То была — он это сейчас чувствует — лучшая пора его жизни. С каждым днем росло его войско, к признанному всеми батьку, которому еще и тридцати не было, присоединяются отряды Щуся, Белаша, Удовиченко… На подступах к Екатеринославу его многотысячная повстанческая армия вступила в бой с петлюровцами и вместе с рабочими екатеринославских заводов выбила «добродиев» из города. Это принесло ему, пожалуй, самую большую славу в народе.

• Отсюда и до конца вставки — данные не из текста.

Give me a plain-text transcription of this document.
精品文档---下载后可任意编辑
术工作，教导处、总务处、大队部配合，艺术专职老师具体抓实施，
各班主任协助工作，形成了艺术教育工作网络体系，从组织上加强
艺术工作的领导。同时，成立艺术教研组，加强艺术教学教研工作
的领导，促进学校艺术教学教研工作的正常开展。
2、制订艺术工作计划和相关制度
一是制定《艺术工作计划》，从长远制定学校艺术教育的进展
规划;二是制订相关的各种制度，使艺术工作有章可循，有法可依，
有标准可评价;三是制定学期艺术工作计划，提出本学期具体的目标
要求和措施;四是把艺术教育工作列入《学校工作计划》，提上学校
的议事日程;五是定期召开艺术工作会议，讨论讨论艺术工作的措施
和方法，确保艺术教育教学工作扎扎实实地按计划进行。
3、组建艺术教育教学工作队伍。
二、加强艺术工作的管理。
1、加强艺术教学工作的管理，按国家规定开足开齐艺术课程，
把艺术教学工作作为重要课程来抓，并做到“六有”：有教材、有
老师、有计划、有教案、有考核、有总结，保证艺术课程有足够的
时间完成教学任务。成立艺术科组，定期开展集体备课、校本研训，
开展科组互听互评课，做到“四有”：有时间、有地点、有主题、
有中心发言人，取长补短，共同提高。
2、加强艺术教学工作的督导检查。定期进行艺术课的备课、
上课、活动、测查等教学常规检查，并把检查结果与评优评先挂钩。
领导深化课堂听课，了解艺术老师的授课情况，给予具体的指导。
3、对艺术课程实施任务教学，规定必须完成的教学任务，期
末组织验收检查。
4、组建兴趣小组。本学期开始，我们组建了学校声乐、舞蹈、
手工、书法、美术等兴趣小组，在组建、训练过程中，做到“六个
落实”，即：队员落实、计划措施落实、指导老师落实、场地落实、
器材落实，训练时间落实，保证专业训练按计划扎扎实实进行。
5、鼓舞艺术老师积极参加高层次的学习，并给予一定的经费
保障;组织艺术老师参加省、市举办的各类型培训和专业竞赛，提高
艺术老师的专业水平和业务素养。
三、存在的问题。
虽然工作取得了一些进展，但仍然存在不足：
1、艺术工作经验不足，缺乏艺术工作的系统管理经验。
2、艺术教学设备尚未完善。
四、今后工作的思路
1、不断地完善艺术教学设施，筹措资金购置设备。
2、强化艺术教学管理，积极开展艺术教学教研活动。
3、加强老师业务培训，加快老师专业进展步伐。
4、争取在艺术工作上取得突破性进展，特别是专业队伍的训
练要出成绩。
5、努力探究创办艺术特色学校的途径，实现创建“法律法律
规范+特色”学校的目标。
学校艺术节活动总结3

Вскоре он уже «комбриг Третьей Заднепровской», и Дыбенко от имени красного командования жмет ему руку, поздравляет с присвоением высокого революционного чина… Но в городе грабежи, «сыночки» перепились, распоясались… Екатеринославский ревком хотел обуздать их, но где там!

— Уздечку?

— Мы стихия!

— Мы по вашему же лозунгу: «От каждого по способностям, каждому по потребностям», ха-ха-ха!

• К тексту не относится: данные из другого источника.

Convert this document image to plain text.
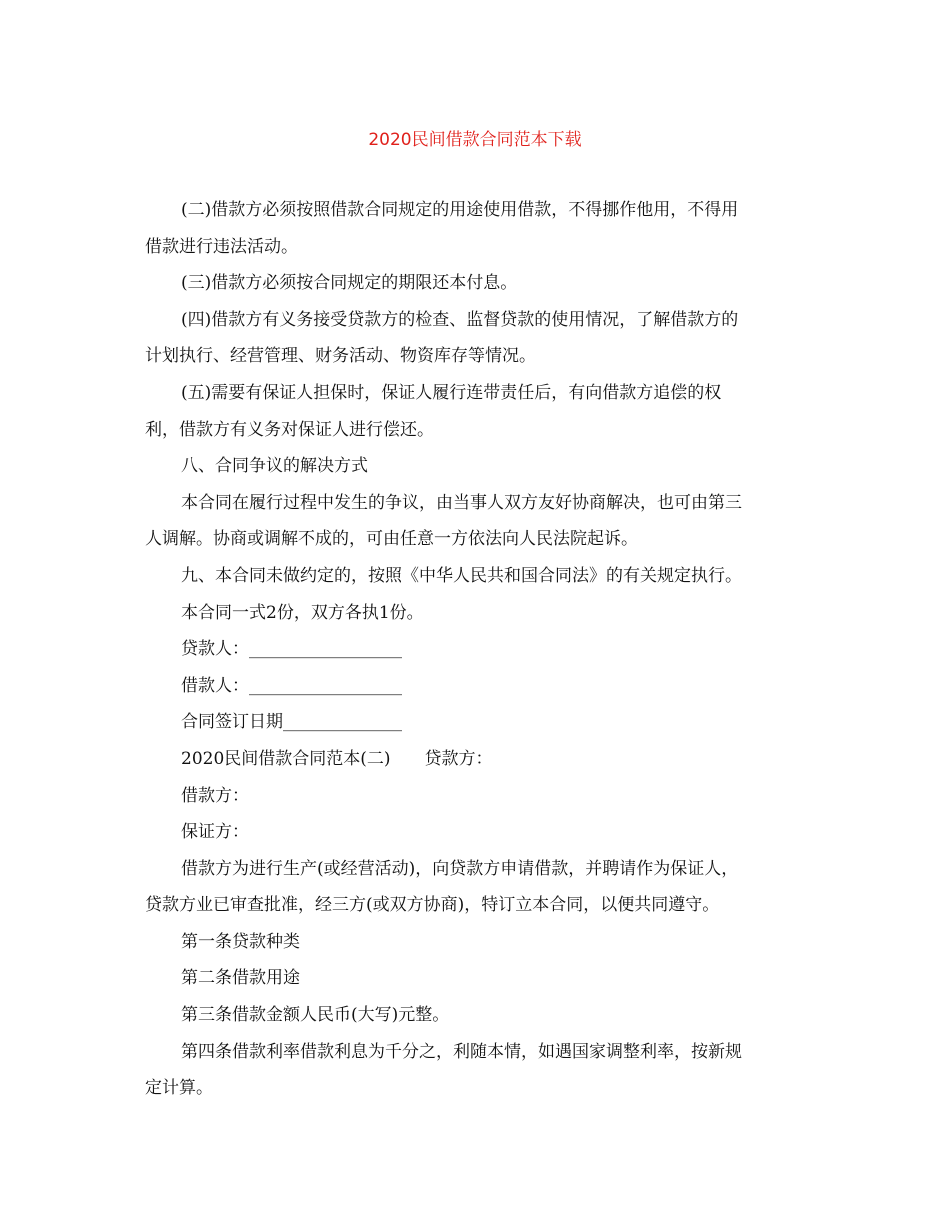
2020民间借款合同范本下载

(二)借款方必须按照借款合同规定的用途使用借款，不得挪作他用，不得用

借款进行违法活动。

(三)借款方必须按合同规定的期限还本付息。

(四)借款方有义务接受贷款方的检查、监督贷款的使用情况，了解借款方的

计划执行、经营管理、财务活动、物资库存等情况。

(五)需要有保证人担保时，保证人履行连带责任后，有向借款方追偿的权

利，借款方有义务对保证人进行偿还。

八、合同争议的解决方式

本合同在履行过程中发生的争议，由当事人双方友好协商解决，也可由第三

人调解。协商或调解不成的，可由任意一方依法向人民法院起诉。

九、本合同未做约定的，按照《中华人民共和国合同法》的有关规定执行。

本合同一式2份，双方各执1份。

贷款人：__________________

借款人：__________________

合同签订日期______________

2020民间借款合同范本(二)　　贷款方：

借款方：

保证方：

借款方为进行生产(或经营活动)，向贷款方申请借款，并聘请作为保证人，

贷款方业已审查批准，经三方(或双方协商)，特订立本合同，以便共同遵守。

第一条贷款种类

第二条借款用途

第三条借款金额人民币(大写)元整。

第四条借款利率借款利息为千分之，利随本情，如遇国家调整利率，按新规

定计算。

Ему, батьку Махно, было приказано унять свою буйную степную вольницу. Но разве мог он ее унять, утихомирить, да и хотел ли? Что осталось бы от него самого, если бы он пошел против этой разбушевавшейся силы-стихии, которая сделала его атаманом, которая поставила его своим верховодом? Впервые тогда закралось в его душу сомнение: кто кого ведет? Он ли ее или она, эта буйная стихия, влечет его за собой? Видно, все-таки она, ибо он не смог противостоять ей: разругавшись с красными, снова ушел в степь, пугая детей по селам грохотом тачанок да черным вихрем своих знамен: «Смерть комиссародержавию! В крошево комбедовцев!»

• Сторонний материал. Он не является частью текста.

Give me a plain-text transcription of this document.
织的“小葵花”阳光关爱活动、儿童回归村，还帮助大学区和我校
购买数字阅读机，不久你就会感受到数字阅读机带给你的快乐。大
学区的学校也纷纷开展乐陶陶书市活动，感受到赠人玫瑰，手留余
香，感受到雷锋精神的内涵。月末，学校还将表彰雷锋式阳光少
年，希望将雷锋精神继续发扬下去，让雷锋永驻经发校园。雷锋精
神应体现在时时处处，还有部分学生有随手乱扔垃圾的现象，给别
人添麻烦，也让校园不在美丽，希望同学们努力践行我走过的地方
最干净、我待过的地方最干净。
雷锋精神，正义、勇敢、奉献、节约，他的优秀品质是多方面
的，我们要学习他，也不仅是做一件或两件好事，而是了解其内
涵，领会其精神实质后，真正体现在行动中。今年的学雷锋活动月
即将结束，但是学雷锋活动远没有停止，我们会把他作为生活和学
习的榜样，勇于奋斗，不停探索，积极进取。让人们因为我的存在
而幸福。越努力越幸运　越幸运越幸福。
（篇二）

Растаяла тогда его армия. Впоследствии не раз будет происходить это с ней: то вдруг подымется прибоем до неба, то осядет, растает до горстки ближайших сторонников с десятком тачанок…

Ура, ура, ура!
За батька за Махна! —

до хрипоты орут за окном братья Задовы, «короли сифилиса», заправилы его махновской контрразведки. Если нужно кого-нибудь потихоньку убрать, «украсть», Махно поручает это им. На Елисаветградщине, объединившись с Григорьевым, прибрал Григорьева. Позже, заключая договор с Петлюрой, имел тайное намерение расправиться и с Петлюрой, но, к сожалению, не удалось, хотя для этого и была создана им специальная террористическая группа. Не желает он иметь на Украине соперников-атаманов: хватит с Украины и его одного. Его нынешняя любовница, гуляй-польская учительница, говорит, что он в последнее время стал слишком уж недоверчив, всех подозревает, всюду мерещатся ему происки чекистов, всюду слышатся сговоры соперников — претендентов на его атаманскую власть… Может, и в самом деле он преувеличивает окружающую его опасность? Но если бы он не был таким зорким и осторожным, давно бы его уже съели! Раз и навсегда установил для себя правило не доверять до конца никому — ни мечтателям-набатовцам, ни ближайшим боевым сподвижникам, с которыми вместе закапывал ночью бочки с золотом в Дибривском лесу. Особенно же не доверяет он женщинам — всяким бродячим девкам, которых всегда полно в Гуляй-Поле. Цыганка-ворожея, повстречавшаяся недавно в степи, сказала, что погибнет он от женской руки, — какая-то подосланная чекистка-актриса подаст ему бокал с отравленным вином… Вот почему он теперь в три шеи гонит из Гуляй-Поля актрис и, боясь отравы, крайне подозрительно принимает женские ласки.